We would study the metric perturbation technique by Chodosh-Eichmair. From this, one can form a foliation of prescribed mean curvature surface which provides rigidity under scalar curvature assumption. 

Last time, we defined the differential operator on the boundary associated to the given Dirac type operator using the information of the symbols. Recall that such associated boundary operator is a self-adjoint elliptic first order operator defined on a closed manifold (the boundary), so we can make use of its spectrum (L^2 decomposition of sections defined on the boundary) to investigate what kind of boundary condition is natural for the Dirac type operator. Statements will be given and the ideas of the proof will be sketched, and some important examples will be discussed. 
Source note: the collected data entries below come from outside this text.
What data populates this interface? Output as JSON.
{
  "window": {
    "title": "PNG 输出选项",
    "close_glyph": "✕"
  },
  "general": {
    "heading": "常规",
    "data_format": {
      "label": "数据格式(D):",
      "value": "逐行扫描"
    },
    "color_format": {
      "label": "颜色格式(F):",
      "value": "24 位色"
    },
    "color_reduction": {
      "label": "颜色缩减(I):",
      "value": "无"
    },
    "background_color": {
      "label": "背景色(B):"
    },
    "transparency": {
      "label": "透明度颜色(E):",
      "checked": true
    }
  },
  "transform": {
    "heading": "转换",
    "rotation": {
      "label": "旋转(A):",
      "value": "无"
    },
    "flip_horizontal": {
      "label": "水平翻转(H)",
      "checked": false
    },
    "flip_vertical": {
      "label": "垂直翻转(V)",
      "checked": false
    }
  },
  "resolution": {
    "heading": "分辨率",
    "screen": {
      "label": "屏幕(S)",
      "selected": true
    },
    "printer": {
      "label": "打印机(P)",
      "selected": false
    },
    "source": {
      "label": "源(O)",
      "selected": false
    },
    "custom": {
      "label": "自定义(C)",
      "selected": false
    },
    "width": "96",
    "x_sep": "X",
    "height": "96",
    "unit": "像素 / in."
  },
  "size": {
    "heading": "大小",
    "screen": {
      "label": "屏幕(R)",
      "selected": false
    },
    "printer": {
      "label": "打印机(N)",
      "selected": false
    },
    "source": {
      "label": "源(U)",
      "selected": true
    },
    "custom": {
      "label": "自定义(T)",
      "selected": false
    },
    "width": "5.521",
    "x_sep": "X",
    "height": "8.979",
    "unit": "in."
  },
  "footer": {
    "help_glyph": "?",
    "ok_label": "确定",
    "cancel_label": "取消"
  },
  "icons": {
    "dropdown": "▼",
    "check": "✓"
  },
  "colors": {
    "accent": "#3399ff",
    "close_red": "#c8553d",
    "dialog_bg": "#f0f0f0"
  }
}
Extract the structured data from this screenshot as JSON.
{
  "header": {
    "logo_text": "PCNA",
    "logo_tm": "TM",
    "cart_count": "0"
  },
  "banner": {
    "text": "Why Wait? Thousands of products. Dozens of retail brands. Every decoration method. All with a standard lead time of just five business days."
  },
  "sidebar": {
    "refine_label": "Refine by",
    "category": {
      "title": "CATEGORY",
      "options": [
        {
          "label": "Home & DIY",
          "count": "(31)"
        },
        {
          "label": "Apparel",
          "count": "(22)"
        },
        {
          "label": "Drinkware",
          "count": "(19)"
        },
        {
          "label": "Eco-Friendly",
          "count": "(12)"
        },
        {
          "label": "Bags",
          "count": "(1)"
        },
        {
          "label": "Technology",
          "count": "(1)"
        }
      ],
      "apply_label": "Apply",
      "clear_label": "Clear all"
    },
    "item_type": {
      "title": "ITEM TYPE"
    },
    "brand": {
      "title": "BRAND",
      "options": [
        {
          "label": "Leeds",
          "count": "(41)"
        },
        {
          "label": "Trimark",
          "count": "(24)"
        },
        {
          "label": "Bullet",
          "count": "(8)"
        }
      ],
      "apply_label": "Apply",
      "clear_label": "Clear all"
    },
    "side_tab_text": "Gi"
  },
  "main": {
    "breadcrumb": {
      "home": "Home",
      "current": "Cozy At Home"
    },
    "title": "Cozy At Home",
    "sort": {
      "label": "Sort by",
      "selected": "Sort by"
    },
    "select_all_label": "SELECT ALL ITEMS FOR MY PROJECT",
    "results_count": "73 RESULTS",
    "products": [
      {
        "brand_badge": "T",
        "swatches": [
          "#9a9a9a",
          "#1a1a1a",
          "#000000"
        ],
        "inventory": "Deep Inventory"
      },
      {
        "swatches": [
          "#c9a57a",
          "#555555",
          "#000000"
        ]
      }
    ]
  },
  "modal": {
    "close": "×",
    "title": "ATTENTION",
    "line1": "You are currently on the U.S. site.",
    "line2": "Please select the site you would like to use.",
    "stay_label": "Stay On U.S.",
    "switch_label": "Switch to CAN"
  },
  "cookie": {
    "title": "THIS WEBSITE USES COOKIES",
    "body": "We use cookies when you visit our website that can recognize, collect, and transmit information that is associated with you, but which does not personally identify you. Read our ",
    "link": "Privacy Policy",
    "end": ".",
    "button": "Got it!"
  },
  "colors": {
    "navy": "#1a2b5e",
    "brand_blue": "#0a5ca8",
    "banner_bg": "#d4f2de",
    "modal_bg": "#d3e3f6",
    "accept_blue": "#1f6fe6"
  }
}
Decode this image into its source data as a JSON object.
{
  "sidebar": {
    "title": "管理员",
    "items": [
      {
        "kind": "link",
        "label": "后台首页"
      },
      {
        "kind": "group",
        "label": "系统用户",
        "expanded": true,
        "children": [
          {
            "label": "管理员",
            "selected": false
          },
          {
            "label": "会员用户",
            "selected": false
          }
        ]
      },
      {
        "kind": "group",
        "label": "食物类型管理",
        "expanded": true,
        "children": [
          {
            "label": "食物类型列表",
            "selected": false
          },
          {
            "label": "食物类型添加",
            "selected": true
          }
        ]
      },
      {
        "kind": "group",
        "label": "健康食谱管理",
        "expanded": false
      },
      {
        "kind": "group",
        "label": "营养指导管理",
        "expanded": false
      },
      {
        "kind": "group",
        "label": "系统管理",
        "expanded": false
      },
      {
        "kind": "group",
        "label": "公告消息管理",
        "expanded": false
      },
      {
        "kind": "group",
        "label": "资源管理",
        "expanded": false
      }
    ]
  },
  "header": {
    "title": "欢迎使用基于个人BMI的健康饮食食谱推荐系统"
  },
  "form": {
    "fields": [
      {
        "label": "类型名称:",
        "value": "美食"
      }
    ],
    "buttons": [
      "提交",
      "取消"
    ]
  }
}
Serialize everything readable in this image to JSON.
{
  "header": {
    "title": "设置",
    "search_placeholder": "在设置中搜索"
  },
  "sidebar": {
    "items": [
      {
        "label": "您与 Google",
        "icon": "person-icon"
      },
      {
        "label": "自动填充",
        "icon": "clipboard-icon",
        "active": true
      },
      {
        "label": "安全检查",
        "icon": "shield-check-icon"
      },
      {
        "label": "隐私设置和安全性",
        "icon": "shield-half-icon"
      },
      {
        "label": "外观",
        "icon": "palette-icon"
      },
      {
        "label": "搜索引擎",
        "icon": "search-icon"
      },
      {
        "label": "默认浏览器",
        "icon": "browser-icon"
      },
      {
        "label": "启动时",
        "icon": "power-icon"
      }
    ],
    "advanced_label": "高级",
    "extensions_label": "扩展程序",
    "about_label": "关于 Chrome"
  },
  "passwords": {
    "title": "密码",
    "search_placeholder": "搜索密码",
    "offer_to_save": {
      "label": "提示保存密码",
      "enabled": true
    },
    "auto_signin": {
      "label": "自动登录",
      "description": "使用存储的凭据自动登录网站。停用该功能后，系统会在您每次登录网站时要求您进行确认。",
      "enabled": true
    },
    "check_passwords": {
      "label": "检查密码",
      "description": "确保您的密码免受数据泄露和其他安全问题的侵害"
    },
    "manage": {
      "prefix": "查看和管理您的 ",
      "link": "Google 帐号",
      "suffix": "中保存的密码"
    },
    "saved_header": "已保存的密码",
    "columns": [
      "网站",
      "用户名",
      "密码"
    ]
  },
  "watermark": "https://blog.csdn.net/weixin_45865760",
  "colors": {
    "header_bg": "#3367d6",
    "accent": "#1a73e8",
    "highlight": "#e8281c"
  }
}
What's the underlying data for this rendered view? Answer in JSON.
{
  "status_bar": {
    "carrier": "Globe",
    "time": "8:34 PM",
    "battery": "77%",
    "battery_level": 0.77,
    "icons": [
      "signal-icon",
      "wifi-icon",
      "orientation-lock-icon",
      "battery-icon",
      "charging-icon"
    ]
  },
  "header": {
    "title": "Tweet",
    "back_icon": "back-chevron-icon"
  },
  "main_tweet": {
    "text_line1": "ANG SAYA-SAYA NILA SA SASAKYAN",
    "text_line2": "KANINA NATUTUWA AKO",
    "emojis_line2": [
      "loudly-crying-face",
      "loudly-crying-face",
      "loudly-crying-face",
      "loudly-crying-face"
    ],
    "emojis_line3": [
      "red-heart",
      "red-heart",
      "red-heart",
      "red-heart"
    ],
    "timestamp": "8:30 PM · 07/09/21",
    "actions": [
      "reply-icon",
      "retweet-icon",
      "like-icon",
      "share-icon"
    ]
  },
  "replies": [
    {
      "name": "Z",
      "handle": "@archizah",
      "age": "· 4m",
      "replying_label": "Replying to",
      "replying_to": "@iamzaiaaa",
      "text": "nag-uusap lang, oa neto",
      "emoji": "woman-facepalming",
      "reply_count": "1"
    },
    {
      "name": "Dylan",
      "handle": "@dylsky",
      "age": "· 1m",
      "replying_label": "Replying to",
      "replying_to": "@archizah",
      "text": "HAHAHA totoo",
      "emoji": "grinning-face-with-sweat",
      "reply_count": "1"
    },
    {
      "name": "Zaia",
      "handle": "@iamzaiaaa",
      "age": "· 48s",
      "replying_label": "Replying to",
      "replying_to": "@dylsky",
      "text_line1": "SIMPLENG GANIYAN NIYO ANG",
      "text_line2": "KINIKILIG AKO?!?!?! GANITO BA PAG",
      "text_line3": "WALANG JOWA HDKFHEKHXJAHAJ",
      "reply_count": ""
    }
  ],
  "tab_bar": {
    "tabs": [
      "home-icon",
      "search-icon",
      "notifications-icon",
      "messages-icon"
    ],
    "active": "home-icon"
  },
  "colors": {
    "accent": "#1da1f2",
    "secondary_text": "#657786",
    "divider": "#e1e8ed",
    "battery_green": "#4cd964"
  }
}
Last time, we studied the hybrid Sobolev spaces using the spectrum of a boundary adapted operator. In particular, the hybrid Sobolev space $\check{H}(A)$ is the image of (extended) trace map on the Dirac-maximal domain, and any boundary condition we will consider is a closed subspace of $\check{H}(A)$. Among all the boundary conditions, a special class called D-elliptic boundary conditions will be the main subject we are discussing. To understand this D-elliptic boundary condition, we will start with the famous APS condition, and try to explore based on that. Under these D-elliptic boundary conditions, nice boundary regularity result is obtained. And we will also discuss many other examples which belong to the class of D-elliptic boundary conditions. 

I will discuss a theorem originally due to Professor Fefferman and Phong, which is about the estimate of the lowest eigenvalue of Schrödinger equations with weak regularity assumptions on the potentials. In particular, we will look at the situations where the potential is small in a Morrey norm and how this is applied to the dihedral rigidity problem in Professor Brendle's work.